Description
This problem gives you a flavor the concept of special judge. That means the judge is smart enough to verify your code even though it may print different results. In this problem you are asked to find the opposite task of the previous problem.
To be specific, I have two computers where I stored my problems. Now I know the total number of problems is n. And there are no duplicate problems and there can be at most 10 problems in each computer. You have to find the number of problems in each of the computers.
Since there can be multiple solutions. Any valid solution will do.
Input
Input starts with an integer T (≤ 25), denoting the number of test cases.
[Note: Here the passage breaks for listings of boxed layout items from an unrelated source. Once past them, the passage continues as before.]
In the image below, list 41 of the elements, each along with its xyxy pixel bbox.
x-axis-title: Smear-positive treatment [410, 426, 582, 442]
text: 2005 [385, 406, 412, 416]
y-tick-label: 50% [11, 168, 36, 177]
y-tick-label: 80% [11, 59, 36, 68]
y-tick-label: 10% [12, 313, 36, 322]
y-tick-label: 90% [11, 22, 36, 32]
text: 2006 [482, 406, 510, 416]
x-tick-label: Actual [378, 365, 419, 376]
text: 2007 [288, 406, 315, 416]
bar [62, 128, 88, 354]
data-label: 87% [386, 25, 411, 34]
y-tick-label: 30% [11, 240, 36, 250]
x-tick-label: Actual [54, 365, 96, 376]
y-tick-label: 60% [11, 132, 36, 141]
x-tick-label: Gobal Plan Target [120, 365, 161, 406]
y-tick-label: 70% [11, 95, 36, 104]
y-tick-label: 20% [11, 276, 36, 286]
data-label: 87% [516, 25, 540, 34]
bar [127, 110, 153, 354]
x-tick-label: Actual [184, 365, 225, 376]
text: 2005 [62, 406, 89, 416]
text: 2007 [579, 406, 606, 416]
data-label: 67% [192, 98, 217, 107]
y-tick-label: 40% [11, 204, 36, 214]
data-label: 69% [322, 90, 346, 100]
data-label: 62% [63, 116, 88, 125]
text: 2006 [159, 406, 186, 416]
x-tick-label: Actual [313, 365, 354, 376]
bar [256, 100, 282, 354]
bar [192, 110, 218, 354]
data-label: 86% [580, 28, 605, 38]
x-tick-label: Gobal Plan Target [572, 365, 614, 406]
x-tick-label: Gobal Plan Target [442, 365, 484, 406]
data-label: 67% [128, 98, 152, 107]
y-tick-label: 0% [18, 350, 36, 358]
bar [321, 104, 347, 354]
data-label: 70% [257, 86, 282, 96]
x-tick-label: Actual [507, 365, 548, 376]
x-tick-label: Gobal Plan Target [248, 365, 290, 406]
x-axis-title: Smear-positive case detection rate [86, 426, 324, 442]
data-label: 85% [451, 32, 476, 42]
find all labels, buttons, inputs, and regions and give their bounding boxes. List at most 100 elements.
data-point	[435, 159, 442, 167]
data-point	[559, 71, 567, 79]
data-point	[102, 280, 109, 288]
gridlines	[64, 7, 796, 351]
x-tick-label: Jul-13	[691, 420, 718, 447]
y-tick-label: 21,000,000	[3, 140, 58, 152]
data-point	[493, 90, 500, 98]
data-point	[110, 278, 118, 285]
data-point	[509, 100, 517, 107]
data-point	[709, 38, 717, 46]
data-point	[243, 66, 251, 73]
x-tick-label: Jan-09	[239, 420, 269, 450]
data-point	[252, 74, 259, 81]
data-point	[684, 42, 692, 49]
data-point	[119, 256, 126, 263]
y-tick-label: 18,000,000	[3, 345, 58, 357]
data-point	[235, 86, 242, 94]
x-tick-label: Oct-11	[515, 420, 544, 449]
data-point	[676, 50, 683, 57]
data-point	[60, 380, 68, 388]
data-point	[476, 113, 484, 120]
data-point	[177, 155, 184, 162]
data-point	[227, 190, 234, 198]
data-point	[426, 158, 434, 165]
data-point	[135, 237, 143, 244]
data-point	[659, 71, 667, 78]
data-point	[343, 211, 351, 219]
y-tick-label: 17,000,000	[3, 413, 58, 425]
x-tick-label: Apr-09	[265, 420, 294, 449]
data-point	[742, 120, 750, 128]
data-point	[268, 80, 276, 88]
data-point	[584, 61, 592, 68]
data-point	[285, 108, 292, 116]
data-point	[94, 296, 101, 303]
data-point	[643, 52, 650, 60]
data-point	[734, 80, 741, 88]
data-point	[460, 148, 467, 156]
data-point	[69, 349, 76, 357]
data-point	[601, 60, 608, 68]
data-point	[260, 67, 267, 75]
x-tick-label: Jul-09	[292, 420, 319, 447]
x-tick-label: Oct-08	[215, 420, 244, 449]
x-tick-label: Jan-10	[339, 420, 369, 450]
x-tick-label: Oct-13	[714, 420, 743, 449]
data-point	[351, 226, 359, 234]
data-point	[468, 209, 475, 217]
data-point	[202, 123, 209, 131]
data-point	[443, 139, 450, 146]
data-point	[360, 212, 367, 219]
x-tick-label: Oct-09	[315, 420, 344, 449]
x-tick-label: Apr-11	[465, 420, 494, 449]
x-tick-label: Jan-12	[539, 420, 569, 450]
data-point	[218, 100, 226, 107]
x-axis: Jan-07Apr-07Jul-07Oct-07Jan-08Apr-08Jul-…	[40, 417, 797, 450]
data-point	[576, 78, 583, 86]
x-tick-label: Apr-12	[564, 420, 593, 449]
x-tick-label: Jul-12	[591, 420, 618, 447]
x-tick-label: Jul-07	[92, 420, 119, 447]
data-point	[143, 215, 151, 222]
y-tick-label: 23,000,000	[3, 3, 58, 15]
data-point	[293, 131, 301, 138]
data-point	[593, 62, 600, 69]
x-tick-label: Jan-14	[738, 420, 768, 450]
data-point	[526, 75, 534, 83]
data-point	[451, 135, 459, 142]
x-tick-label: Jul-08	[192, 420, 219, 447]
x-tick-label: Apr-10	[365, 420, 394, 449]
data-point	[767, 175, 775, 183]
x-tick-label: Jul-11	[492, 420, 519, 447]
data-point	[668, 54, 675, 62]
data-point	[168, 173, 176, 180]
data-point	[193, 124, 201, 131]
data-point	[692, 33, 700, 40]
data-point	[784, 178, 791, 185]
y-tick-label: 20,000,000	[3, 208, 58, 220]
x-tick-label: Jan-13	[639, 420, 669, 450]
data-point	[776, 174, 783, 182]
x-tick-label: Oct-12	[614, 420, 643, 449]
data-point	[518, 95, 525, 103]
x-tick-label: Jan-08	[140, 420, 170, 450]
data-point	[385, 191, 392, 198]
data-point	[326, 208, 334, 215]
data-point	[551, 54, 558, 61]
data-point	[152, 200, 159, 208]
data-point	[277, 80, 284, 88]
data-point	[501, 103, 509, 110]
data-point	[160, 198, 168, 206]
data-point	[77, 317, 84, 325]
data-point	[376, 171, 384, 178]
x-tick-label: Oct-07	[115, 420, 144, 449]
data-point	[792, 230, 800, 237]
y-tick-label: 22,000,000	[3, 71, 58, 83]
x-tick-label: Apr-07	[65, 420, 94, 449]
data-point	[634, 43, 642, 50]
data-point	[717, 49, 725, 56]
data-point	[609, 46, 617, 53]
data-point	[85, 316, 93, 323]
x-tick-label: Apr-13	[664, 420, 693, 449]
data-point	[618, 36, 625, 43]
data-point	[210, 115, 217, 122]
Each case starts with a line containing an integer n (0 ≤ n ≤ 20) denoting the total number of problems.
Output
For each case, print the number of problems stored in each computer in a single line. A single space should separate the non-negative integers.
Sample Input
3
10
7
7
Sample Output
0 10
0 7
1 6
題目的sample output貌似有問題,不過我這個提交就可以了,根據題意和輸出大概意思是 b是先解決問題,如果b的解決問題大於10,就給a 10道,剩下給b
#include <iostream>
using namespace std;
int main(){
int T;
while(cin>>T){
while(T--){
int num;
cin>>num;
int a = 0, b = num;
if(num > 10){
a = 10; b = num-10;
}
cout<<a<<" "<<b<<endl;
}
}
}